Sunday, December 10, 2006

Canon in D: The Cellist's Nightmare

This is just hilarious. I can't think of any piece more dreaded by professional classical musicians than the ubiquitous Pachelbel Canon in D. Pops concerts for symphony players, of course. And for those who make a big part of their living playing weddings, wedding receptions, and background music at parties, it's inescapable.

Back when I played a lot of background music gigs (and I'm eternally grateful to DePauw for making it possible for me not to have to do them any more), I had the simple 8-note bass line, which repeats over and over, so internalized that I could play it and do something else--like read. I had a string trio in the early 1980s which had a regular Sunday brunch gig at a restaurant in Baltimore's Harborplace, an upscale shopping mall right on the harbor.

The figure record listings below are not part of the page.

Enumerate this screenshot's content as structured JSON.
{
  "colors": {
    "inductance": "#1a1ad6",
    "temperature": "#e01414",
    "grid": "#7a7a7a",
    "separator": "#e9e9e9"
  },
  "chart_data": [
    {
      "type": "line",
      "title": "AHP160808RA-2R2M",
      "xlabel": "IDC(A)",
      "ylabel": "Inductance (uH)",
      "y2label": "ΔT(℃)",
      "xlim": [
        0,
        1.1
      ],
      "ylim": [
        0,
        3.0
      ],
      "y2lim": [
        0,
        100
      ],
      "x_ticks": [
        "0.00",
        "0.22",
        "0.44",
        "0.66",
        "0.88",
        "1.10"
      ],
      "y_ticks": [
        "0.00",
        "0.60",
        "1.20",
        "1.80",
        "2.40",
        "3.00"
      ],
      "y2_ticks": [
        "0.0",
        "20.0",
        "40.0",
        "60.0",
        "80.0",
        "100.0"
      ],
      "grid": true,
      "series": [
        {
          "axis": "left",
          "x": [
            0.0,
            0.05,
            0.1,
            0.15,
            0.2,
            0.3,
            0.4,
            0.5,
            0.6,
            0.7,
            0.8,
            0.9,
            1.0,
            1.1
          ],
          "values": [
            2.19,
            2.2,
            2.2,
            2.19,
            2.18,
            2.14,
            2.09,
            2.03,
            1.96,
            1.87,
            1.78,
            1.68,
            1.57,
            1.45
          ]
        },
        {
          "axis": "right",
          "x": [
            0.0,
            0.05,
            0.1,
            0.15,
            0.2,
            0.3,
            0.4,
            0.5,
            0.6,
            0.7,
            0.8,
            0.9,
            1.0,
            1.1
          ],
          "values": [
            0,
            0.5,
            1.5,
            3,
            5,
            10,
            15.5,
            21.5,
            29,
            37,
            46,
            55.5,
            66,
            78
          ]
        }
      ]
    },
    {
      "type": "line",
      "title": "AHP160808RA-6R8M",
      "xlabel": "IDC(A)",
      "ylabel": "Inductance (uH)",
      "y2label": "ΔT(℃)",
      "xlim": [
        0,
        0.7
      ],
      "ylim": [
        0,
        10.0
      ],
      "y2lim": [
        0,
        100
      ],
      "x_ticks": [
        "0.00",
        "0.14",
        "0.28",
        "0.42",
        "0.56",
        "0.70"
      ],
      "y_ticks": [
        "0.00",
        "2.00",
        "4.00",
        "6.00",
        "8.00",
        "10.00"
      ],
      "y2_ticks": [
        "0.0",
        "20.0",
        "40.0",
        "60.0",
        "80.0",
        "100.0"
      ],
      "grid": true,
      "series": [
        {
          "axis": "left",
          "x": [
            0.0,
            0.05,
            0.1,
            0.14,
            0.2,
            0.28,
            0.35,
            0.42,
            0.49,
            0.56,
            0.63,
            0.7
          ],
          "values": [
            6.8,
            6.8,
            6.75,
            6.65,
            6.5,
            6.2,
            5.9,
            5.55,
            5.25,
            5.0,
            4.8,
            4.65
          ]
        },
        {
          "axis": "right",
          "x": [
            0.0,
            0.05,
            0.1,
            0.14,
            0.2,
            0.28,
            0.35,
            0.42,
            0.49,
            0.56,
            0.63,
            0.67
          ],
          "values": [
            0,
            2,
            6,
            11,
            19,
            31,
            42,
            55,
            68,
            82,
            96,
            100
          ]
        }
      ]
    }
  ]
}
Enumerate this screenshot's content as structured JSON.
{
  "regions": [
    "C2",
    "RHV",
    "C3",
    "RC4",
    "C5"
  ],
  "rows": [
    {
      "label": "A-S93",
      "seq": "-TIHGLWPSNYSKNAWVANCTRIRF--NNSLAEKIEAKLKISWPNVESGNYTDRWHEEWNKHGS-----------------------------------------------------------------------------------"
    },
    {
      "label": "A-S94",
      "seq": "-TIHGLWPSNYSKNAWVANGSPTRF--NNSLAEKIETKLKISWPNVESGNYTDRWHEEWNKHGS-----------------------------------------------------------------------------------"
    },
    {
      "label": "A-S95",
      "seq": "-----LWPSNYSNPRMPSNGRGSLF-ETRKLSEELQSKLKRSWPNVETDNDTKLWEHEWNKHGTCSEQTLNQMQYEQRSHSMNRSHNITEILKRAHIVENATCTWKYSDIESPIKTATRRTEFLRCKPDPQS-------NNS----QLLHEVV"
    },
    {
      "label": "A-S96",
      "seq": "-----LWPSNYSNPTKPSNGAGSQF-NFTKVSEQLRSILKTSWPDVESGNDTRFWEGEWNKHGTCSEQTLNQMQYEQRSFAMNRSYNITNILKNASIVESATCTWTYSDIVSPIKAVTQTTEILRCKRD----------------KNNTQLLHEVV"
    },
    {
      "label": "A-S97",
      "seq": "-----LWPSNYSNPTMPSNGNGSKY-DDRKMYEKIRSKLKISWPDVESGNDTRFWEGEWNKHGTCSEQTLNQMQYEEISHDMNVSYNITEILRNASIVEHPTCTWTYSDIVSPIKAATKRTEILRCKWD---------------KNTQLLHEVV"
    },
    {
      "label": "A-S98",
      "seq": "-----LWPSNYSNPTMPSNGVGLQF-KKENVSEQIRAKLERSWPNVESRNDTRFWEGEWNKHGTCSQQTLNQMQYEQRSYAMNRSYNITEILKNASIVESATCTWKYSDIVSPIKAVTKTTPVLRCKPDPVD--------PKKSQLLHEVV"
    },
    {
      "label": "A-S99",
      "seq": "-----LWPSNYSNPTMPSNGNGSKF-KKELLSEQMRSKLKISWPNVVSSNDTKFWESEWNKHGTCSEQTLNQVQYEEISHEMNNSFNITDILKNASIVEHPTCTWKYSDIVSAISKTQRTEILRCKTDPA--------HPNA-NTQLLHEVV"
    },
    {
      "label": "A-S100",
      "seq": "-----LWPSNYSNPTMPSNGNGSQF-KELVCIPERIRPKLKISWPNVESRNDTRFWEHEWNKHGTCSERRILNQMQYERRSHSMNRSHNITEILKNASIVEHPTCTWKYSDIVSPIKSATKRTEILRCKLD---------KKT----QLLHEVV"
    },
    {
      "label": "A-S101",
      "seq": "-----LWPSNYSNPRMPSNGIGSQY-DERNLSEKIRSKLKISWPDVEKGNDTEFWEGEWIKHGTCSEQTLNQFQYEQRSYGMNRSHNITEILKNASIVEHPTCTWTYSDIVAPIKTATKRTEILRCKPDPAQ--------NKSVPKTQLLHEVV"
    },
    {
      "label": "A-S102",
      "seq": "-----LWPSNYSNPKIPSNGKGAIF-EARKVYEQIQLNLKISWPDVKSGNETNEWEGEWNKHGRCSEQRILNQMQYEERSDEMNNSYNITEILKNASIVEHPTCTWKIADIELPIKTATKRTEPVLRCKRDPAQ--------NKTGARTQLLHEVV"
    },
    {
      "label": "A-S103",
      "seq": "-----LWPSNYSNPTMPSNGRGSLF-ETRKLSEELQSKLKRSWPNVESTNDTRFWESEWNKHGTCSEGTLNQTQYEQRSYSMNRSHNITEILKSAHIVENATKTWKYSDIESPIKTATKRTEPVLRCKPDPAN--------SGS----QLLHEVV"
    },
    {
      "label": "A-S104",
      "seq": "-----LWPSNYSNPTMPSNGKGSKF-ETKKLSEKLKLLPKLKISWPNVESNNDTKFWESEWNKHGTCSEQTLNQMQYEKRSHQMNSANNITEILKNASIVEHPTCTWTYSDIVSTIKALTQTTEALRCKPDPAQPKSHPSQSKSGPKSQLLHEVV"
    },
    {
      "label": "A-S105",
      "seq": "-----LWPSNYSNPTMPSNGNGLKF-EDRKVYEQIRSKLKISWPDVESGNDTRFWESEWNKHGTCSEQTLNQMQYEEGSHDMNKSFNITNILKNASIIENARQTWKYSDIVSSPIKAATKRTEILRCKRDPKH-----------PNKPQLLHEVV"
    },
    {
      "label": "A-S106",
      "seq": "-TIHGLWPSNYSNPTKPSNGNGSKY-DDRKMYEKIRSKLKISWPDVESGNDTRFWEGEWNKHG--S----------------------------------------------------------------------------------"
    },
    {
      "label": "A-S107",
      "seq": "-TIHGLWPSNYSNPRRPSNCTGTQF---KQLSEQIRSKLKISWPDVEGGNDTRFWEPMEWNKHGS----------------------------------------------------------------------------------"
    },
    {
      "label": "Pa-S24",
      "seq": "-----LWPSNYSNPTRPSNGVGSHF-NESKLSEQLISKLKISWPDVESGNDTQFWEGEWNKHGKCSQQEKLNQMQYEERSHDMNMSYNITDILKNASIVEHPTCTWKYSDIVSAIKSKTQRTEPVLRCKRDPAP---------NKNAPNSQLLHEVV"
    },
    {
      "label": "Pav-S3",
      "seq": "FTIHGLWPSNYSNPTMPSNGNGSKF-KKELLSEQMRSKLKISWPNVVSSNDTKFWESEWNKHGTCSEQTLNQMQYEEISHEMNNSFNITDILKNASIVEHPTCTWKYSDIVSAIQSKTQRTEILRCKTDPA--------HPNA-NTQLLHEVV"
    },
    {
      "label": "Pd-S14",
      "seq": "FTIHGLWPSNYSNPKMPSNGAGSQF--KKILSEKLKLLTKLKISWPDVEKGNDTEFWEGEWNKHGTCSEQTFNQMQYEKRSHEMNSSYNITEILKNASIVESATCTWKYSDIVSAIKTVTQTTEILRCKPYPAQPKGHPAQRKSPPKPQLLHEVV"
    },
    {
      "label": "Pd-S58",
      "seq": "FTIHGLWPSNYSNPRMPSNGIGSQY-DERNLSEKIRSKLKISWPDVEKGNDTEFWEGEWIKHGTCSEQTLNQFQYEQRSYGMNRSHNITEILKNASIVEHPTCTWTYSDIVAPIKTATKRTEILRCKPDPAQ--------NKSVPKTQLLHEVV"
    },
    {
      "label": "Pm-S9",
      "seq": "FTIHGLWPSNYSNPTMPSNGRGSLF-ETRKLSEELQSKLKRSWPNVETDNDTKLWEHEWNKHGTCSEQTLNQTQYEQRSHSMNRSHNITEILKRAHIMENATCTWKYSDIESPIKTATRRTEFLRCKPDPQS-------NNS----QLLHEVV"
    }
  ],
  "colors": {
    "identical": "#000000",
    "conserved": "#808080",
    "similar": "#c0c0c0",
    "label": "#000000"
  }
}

I'd buy the New York Times before we started or at our first break. Then during the inevitable Pachelbel, I'd set up the magazine section on my music stand and read an article, usually Safire's "On Language" column, while we played.

My sympathies to all who still have to play this regularly. Worst thing about it, of course, is that I still like the piece, despite myself!

4 comments:

Carolyn-Anne Templeton said...

First off, thank you for posting this... it made my evening. I even shared it on Facebook.

Second, playing a piece that you kinda like while reading Safire in front of the Inner Harbor across from the best crabcakes I've ever had the pleasure to eat (Legal Seafood... it may be a chain, but it's an amazing one) does not sound like a bad thing to me. In fact, it sounds like heaven :)

Again, thanks.

Eric Edberg said...

Legal Seafood wasn't around back in the early '80s when I had that gig--but there were amazing crabcakes in "charm city" (aka Bawlmer) nonetheless. It was indeed a great gig, and paid my rent for quite a while!

And crabcakes--well, only in Maryland do they seem to understand that a real crabcake is 97% crab and 3% cake--just enough to keep the crab from falling apart. And I've been to a Legal Seafood in D.C. and loved it.

Anonymous said...

Is this Canon actually a Passacaglia? I read this somewhere...

Eric Edberg said...

Yes, the Canon in D is also a passacaglia, and a chaconne, too (since those terms are used interchangeably). Passacaglias/chaconnes are built over a repeating bass line. And it's that repeated bass line, combined with building ornamentation of the canon above it, which makes the piece so enveloping.

I love ostinati (repeated figures); a passacaglia bass line is a form of ostinato.